If you are running evaluations via Modal, datasets are cached in persistent volumes. Use modal run modal/download.py --dataset <name> to download datasets to the cloud. You do not need to prepare data locally.

Understanding BenchmarksGeneration BenchmarksOther Benchmarks

Understanding benchmarks data is prepared following the InternVL evaluation data preparation guide.

MME¶

mkdir -p data/mme
cd data/mme
wget https://huggingface.co/OpenGVLab/InternVL/resolve/main/MME_Benchmark_release_version.zip
unzip MME_Benchmark_release_version.zip
cd -

MMMU¶

MMMU is auto-downloaded from HuggingFace (MMMU/MMMU) at evaluation time and cached in data/MMMU/. No manual download is needed.

MMBench¶

mkdir -p data/mmbench
cd data/mmbench
wget https://download.openmmlab.com/mmclassification/datasets/mmbench/mmbench_dev_20230712.tsv
wget https://download.openmmlab.com/mmclassification/datasets/mmbench/mmbench_dev_cn_20231003.tsv
wget https://download.openmmlab.com/mmclassification/datasets/mmbench/mmbench_dev_en_20231003.tsv
wget https://download.openmmlab.com/mmclassification/datasets/mmbench/mmbench_test_cn_20231003.tsv
wget https://download.openmmlab.com/mmclassification/datasets/mmbench/mmbench_test_en_20231003.tsv
cd -

MM-Vet¶

mkdir -p data/mm-vet
cd data/mm-vet
wget https://github.com/yuweihao/MM-Vet/releases/download/v1/mm-vet.zip
unzip mm-vet.zip
wget https://huggingface.co/OpenGVLab/InternVL/raw/main/llava-mm-vet.jsonl
cd -

MathVista¶

mkdir -p data/MathVista
cd data/MathVista
wget https://huggingface.co/datasets/AI4Math/MathVista/raw/main/annot_testmini.json
cd -

These benchmarks include their data in the repository. No additional download is needed.

DPG Bench¶

Prompts are stored in eval/generation/dpg_bench/prompts/ (100 prompt files). No download required.

GenEval¶

Metadata and prompts are included in model/geneval/. No download required.

WISE¶

Benchmark data is included in model/WISE/. No download required.

UEval¶

UEval data is auto-downloaded from HuggingFace (primerL/UEval-all) at evaluation time. No manual download is needed for local execution.
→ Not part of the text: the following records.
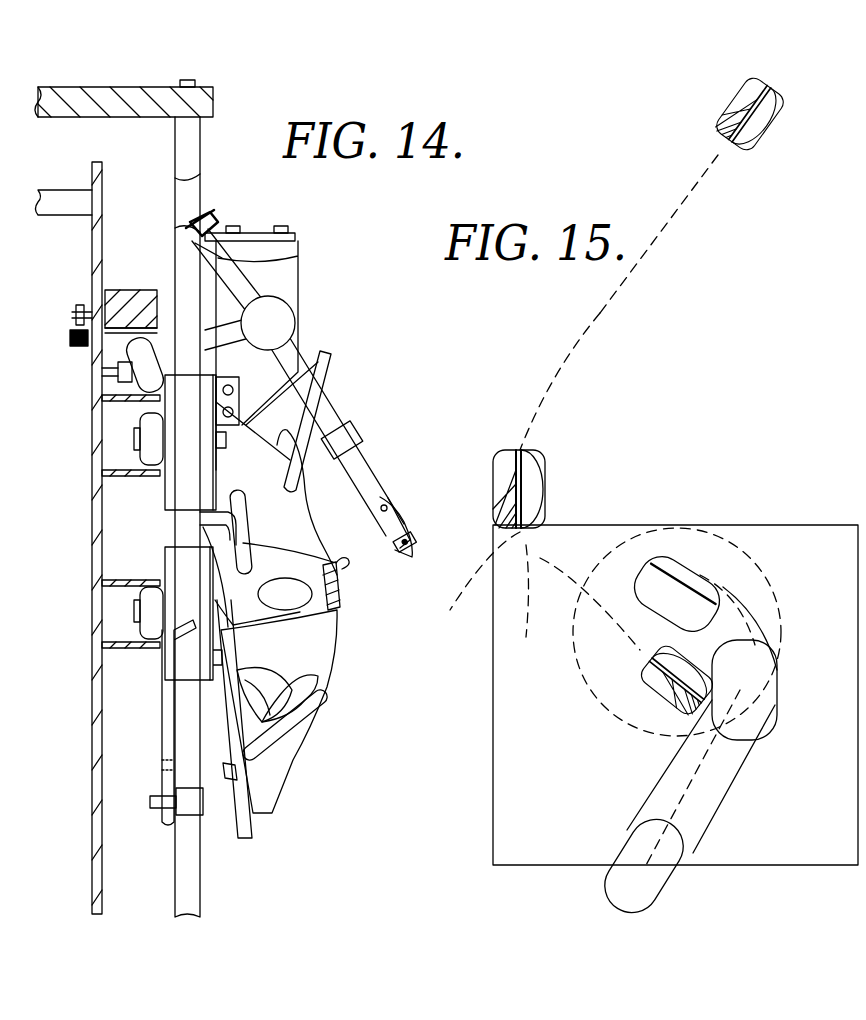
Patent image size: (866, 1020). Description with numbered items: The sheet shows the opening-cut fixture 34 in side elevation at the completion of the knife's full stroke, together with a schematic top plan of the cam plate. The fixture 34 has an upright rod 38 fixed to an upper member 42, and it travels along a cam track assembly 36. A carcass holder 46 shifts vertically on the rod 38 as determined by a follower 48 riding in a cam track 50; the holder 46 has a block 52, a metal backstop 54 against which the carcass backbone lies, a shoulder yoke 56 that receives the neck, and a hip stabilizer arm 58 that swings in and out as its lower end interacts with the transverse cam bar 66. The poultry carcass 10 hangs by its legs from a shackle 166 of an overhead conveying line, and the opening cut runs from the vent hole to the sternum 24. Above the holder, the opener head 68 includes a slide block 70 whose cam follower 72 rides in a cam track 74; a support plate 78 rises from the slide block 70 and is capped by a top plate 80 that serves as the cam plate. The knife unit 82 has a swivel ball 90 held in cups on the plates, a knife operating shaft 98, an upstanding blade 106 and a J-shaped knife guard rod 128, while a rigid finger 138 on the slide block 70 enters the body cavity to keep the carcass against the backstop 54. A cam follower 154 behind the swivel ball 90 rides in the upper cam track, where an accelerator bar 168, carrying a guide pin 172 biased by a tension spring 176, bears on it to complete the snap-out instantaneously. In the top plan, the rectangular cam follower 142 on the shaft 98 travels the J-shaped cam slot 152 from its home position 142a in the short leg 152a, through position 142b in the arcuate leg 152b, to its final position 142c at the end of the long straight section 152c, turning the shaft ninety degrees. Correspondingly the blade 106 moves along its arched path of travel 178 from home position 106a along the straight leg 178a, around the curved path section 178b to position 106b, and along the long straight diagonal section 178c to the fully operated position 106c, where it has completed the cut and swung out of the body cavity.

In FIG. 14, the poultry carcass 10 is at (347, 656).
In FIG. 14, the sternum 24 is at (333, 562).
In FIG. 14, the fixture 34 is at (217, 80).
In FIG. 14, the cam track assembly 36 is at (83, 178).
In FIG. 14, the upright rod 38 is at (190, 160).
In FIG. 14, the upper member 42 is at (90, 87).
In FIG. 14, the carcass holder 46 is at (162, 545).
In FIG. 14, the follower 48 is at (148, 627).
In FIG. 14, the cam track 50 is at (120, 602).
In FIG. 14, the block 52 is at (183, 588).
In FIG. 14, the backstop 54 is at (195, 706).
In FIG. 14, the shoulder yoke 56 is at (308, 739).
In FIG. 14, the hip stabilizer arm 58 is at (160, 740).
In FIG. 14, the cam bar 66 is at (157, 807).
In FIG. 14, the opener head 68 is at (312, 244).
In FIG. 14, the slide block 70 is at (195, 485).
In FIG. 14, the cam follower 72 is at (138, 461).
In FIG. 14, the cam track 74 is at (118, 432).
In FIG. 14, the support plate 78 is at (307, 271).
In FIG. 14, the top plate 80 is at (252, 233).
In FIG. 15, the top plate 80 is at (505, 793).
In FIG. 14, the knife unit 82 is at (355, 408).
In FIG. 14, the swivel ball 90 is at (278, 303).
In FIG. 15, the swivel ball 90 is at (773, 578).
In FIG. 14, the knife operating shaft 98 is at (317, 362).
In FIG. 14, the blade 106 is at (389, 542).
In FIG. 14, the knife guard rod 128 is at (396, 494).
In FIG. 14, the finger 138 is at (220, 523).
In FIG. 14, the cam follower 142 is at (193, 247).
In FIG. 14, the cam follower 154 is at (132, 351).
In FIG. 14, the shackle 166 is at (330, 367).
In FIG. 14, the accelerator bar 168 is at (120, 290).
In FIG. 14, the guide pin 172 is at (75, 312).
In FIG. 14, the tension spring 176 is at (70, 338).
In FIG. 15, the home position of blade 106a is at (650, 684).
In FIG. 15, the intermediate position of blade 106b is at (525, 470).
In FIG. 15, the final position of blade 106c is at (769, 115).
In FIG. 15, the home position of cam follower 142a is at (658, 547).
In FIG. 15, the intermediate position of cam follower 142b is at (768, 710).
In FIG. 15, the final position of cam follower 142c is at (656, 888).
In FIG. 15, the cam slot 152 is at (725, 700).
In FIG. 15, the short leg of cam slot 152a is at (727, 572).
In FIG. 15, the arcuate leg of cam slot 152b is at (766, 640).
In FIG. 15, the long straight section of cam slot 152c is at (715, 831).
In FIG. 15, the path of travel of blade 178 is at (605, 346).
In FIG. 15, the straight leg of path 178a is at (574, 604).
In FIG. 15, the curved path section 178b is at (475, 584).
In FIG. 15, the long straight diagonal path section 178c is at (650, 250).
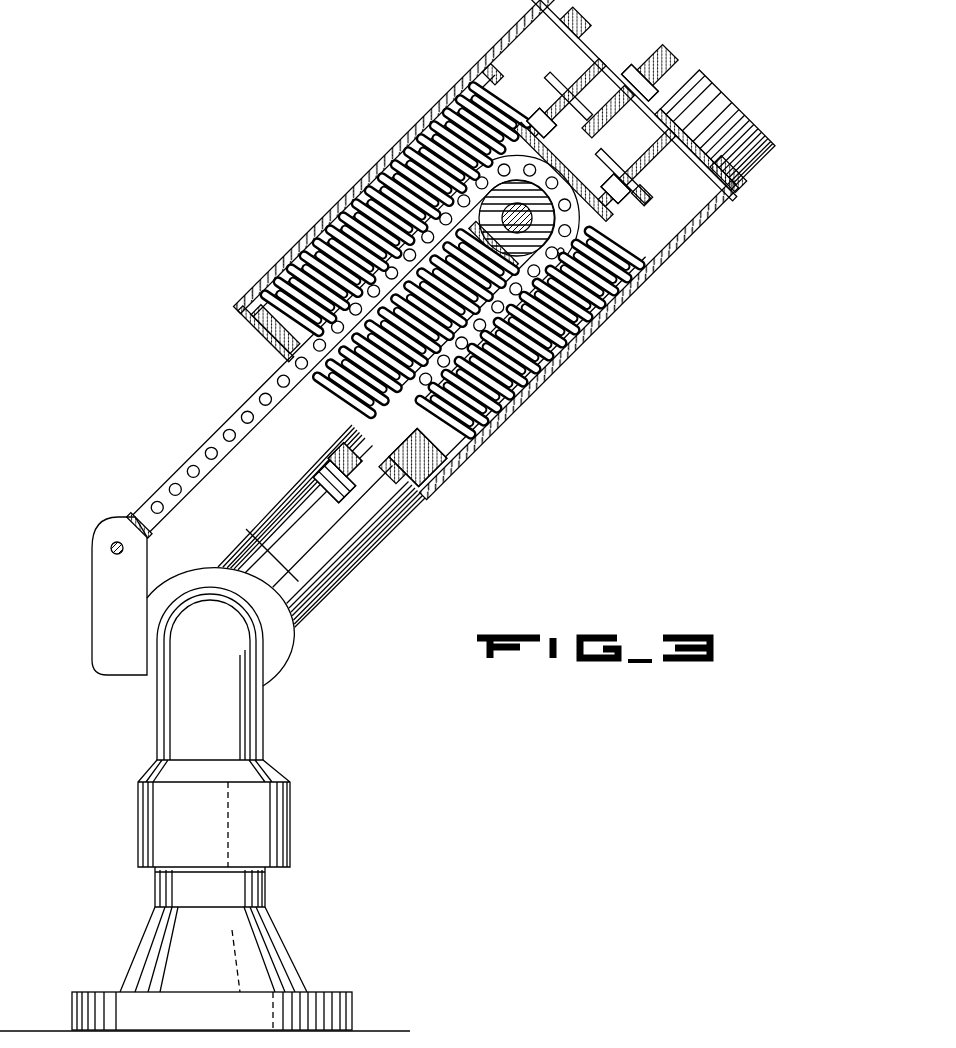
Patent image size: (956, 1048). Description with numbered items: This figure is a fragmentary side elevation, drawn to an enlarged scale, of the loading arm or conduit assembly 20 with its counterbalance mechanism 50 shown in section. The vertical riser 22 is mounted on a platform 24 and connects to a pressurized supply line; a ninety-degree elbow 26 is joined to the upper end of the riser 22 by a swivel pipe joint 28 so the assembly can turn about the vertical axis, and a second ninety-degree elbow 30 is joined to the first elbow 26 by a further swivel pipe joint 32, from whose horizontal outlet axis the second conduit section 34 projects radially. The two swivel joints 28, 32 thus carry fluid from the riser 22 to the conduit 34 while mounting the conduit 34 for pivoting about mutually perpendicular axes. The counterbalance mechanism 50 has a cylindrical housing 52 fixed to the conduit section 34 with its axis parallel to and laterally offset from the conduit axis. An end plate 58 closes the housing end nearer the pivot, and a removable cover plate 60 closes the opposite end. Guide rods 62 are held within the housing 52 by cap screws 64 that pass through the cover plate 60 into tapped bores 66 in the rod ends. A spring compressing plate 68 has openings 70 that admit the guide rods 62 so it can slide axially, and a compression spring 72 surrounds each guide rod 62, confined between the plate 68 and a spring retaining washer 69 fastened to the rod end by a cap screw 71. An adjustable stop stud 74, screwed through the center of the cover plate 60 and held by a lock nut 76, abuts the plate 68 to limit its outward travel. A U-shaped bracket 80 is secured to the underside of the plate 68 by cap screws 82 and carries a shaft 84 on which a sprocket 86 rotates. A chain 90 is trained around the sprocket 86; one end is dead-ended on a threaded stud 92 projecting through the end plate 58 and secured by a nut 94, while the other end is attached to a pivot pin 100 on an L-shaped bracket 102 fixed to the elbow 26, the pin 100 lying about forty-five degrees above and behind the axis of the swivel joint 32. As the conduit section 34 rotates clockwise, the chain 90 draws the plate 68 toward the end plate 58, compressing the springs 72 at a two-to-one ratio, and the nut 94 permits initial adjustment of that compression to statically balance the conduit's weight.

The loading arm or conduit assembly 20 is at (462, 515).
The riser 22 is at (233, 886).
The platform 24 is at (384, 1027).
The 90° elbow 26 is at (188, 699).
The swivel pipe joint 28 is at (268, 818).
The second 90° elbow 30 is at (302, 625).
The swivel pipe joint 32 is at (290, 657).
The second conduit section 34 is at (380, 557).
The counterbalance mechanism 50 is at (478, 362).
The cylindrical housing 52 is at (298, 243).
The end plate 58 is at (238, 318).
The removable cover plate 60 is at (592, 56).
The guide rods 62 is at (600, 114).
The cap screws 64 is at (586, 25).
The tapped bores 66 is at (557, 87).
The spring compressing plate 68 is at (607, 161).
The spring retaining washer 69 is at (275, 300).
The openings 70 is at (495, 76).
The cap screw 71 is at (255, 340).
The compression spring 72 is at (370, 196).
The adjustable stop stud 74 is at (676, 56).
The lock nut 76 is at (641, 83).
The U-shaped bracket 80 is at (528, 162).
The cap screws 82 is at (543, 116).
The shaft 84 is at (514, 203).
The sprocket 86 is at (566, 250).
The chain 90 is at (220, 446).
The threaded stud 92 is at (330, 485).
The nut 94 is at (338, 452).
The pivot pin 100 is at (110, 547).
The L-shaped bracket 102 is at (100, 641).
For Modal cloud execution:

modal run modal/download.py --dataset ueval

Uni-MMMU¶

Uni-MMMU data is hosted on HuggingFace (Vchitect/Uni-MMMU-Eval). Reference: Vchitect/Uni-MMMU.

For Modal cloud execution:

modal run modal/download.py --dataset uni_mmmu

See eval/generation/uni_mmmu/README.md for details.

GEdit-Bench¶

GEdit-Bench data is hosted on HuggingFace (stepfun-ai/GEdit-Bench). It is auto-downloaded at evaluation time if not pre-downloaded.

For Modal cloud execution:

modal run modal/download.py --dataset gedit

Scoring uses Qwen2.5-VL-72B-Instruct (same evaluator as WISE).